ZnO hollow particle has many advantages such as high specific surface area, low density and low refractive index, therefore it is expected to be applied for photocatalyst and DSSC. However, it is necessary to use polystyrene sphere as a template for fabricating a hollow sphere particle. Our group succeeded to directly fabricate ZnO hollow particle by solvothermal method without using any template.

Nitrogen doping can reduce the bandgap of ZnO, thus nitrogen doped ZnO is expected to be applied for visible light photocatalyst. However, nitrogen doping usually requires the energy-consuming post-doping method, such as ion implantation and heat treatment in ammonia. Our group successfully fabricated nitrogen doped ZnO nanorod arrays by hydrothermal synthesis using a zinc-ammine-hydroxo complex solution, followed by just annealing under ambient conditions. NH3-ligands in the precursor were incorporated in ZnO during crystal growth and were then ruptured during annealing.

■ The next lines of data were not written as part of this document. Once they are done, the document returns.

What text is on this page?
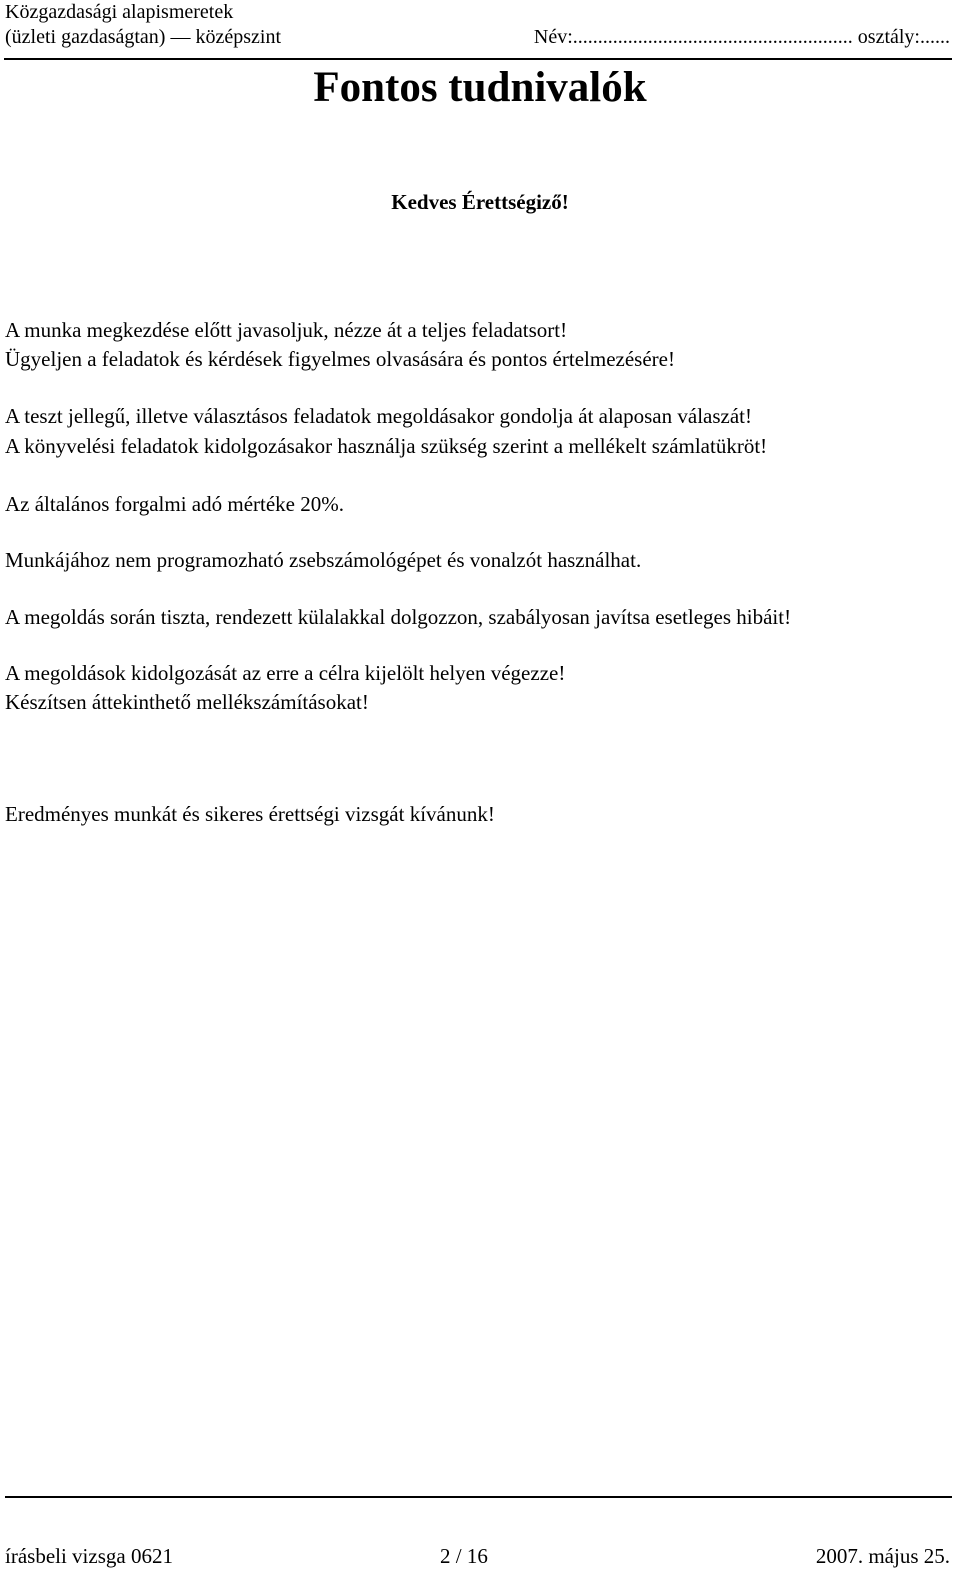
Közgazdasági alapismeretek
(üzleti gazdaságtan) — középszint	Név:........................................................ osztály:......
Fontos tudnivalók
Kedves Érettségiző!
A munka megkezdése előtt javasoljuk, nézze át a teljes feladatsort!
Ügyeljen a feladatok és kérdések figyelmes olvasására és pontos értelmezésére!
A teszt jellegű, illetve választásos feladatok megoldásakor gondolja át alaposan válaszát!
A könyvelési feladatok kidolgozásakor használja szükség szerint a mellékelt számlatükröt!
Az általános forgalmi adó mértéke 20%.
Munkájához nem programozható zsebszámológépet és vonalzót használhat.
A megoldás során tiszta, rendezett külalakkal dolgozzon, szabályosan javítsa esetleges hibáit!
A megoldások kidolgozását az erre a célra kijelölt helyen végezze!
Készítsen áttekinthető mellékszámításokat!
Eredményes munkát és sikeres érettségi vizsgát kívánunk!
írásbeli vizsga 0621	2 / 16	2007. május 25.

Solution process for biomaterials

・ Nobel implant material by surface modification of metallic glass
In general, metallic materials are used as implant material. However, when the metallic materials are implanted directly into our bodies, rejection reaction will be occurred. Thus, it is necessary to modify the surface of the metallic material and make it bioactive.
Our group focus on metallic glass for new implant material because it has high mechanical strength. As well as another metallic material, metallic glass is also bioinactive and do not make a bonding with bone. We use hydrothermal-electrochemical method to make a bioactive layer on it and we have succeeded to induce hydroxyapatite. This is the first report to make the metallic glass bioactive.

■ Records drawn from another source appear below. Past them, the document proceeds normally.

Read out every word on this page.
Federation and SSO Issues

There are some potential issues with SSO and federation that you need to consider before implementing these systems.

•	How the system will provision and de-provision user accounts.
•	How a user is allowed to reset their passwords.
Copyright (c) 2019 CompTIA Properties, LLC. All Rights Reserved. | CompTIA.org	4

・ Biosensor by oxide electrodes
A biosensor is an analytical device, used for the detection of a biological analyte, such as DNA, lipid, glucose. Enzyme, receptors and antibodies are used as a detecting element, and most of them are biomaterials, which are responsible for advanced in-vivo molecular recognition mechanisms. In addition, electrodes, semiconductor elements, thermistors, photon counters are used for transducers that convert the reaction between specific molecules and biomaterials into electrical signals.
Our group are investigating on quantitative biosensor for detecting cTnT (Cardiac troponin T) in blood using an inexpensive FTO electrode as a transducer. Additionally, by making it compact, it is expected to reduce the reaction time and the amount of collected blood.

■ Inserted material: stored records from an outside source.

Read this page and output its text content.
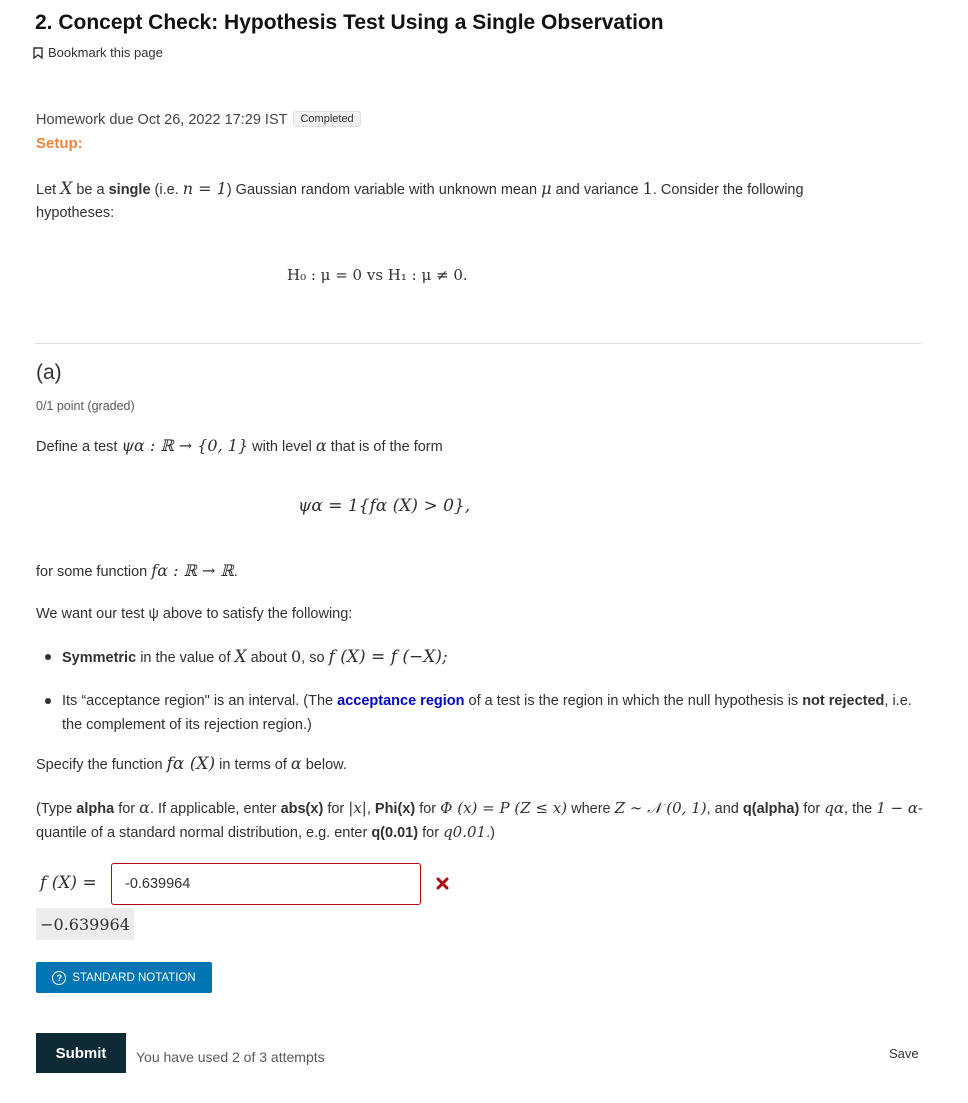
2. Concept Check: Hypothesis Test Using a Single Observation
Bookmark this page
Homework due Oct 26, 2022 17:29 IST Completed
Setup:
Let X be a single (i.e. n = 1) Gaussian random variable with unknown mean μ and variance 1. Consider the following
hypotheses:
H₀ : μ = 0 vs H₁ : μ ≠ 0.
(a)
0/1 point (graded)
Define a test ψα : ℝ → {0, 1} with level α that is of the form
ψα = 1{fα (X) > 0},
for some function fα : ℝ → ℝ.
We want our test ψ above to satisfy the following:
Symmetric in the value of X about 0, so f (X) = f (−X);
Its “acceptance region" is an interval. (The acceptance region of a test is the region in which the null hypothesis is not rejected, i.e. the complement of its rejection region.)
Specify the function fα (X) in terms of α below.
(Type alpha for α. If applicable, enter abs(x) for |x|, Phi(x) for Φ (x) = P (Z ≤ x) where Z ∼ 𝒩 (0, 1), and q(alpha) for qα, the 1 − α-quantile of a standard normal distribution, e.g. enter q(0.01) for q0.01.)
f (X) =	-0.639964
−0.639964
? STANDARD NOTATION
Submit	You have used 2 of 3 attempts	Save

・ Controlling the corrosion resistance of the magnesium alloy
Some medical implants, such as fracture fixation materials, stents and sutures, become unnecessary after recovery. If it is made by a material that is absorbed and disappeared in our bodies, it can greatly reduce the physical and financial burden of the patients. Therefore, biodegradable polymers and bioabsorbable ceramics are currently used in relatively low loading sites, but this is only a small part, and bioabsorbable metals with excellent mechanical strength, toughness and rigidity are necessary to be developed. Magnesium alloys have good bioabsorbability and little harm to living body after absorption. However, magnesium alloy tends to be absorbed before recovery because its corrosion rate is too fast. Therefore, it is required to control the corrosion resistance of the magnesium alloy. Our group succeeded to enhance corrosion resistance of the magnesium alloy by hydrothermal and anodizing treatment in Na3PO4 and NaOH solution. It is expected that it can be applied to various parts of the body by clarifying the mechanism of improvement of corrosion resistance and controlling the corrosion resistance.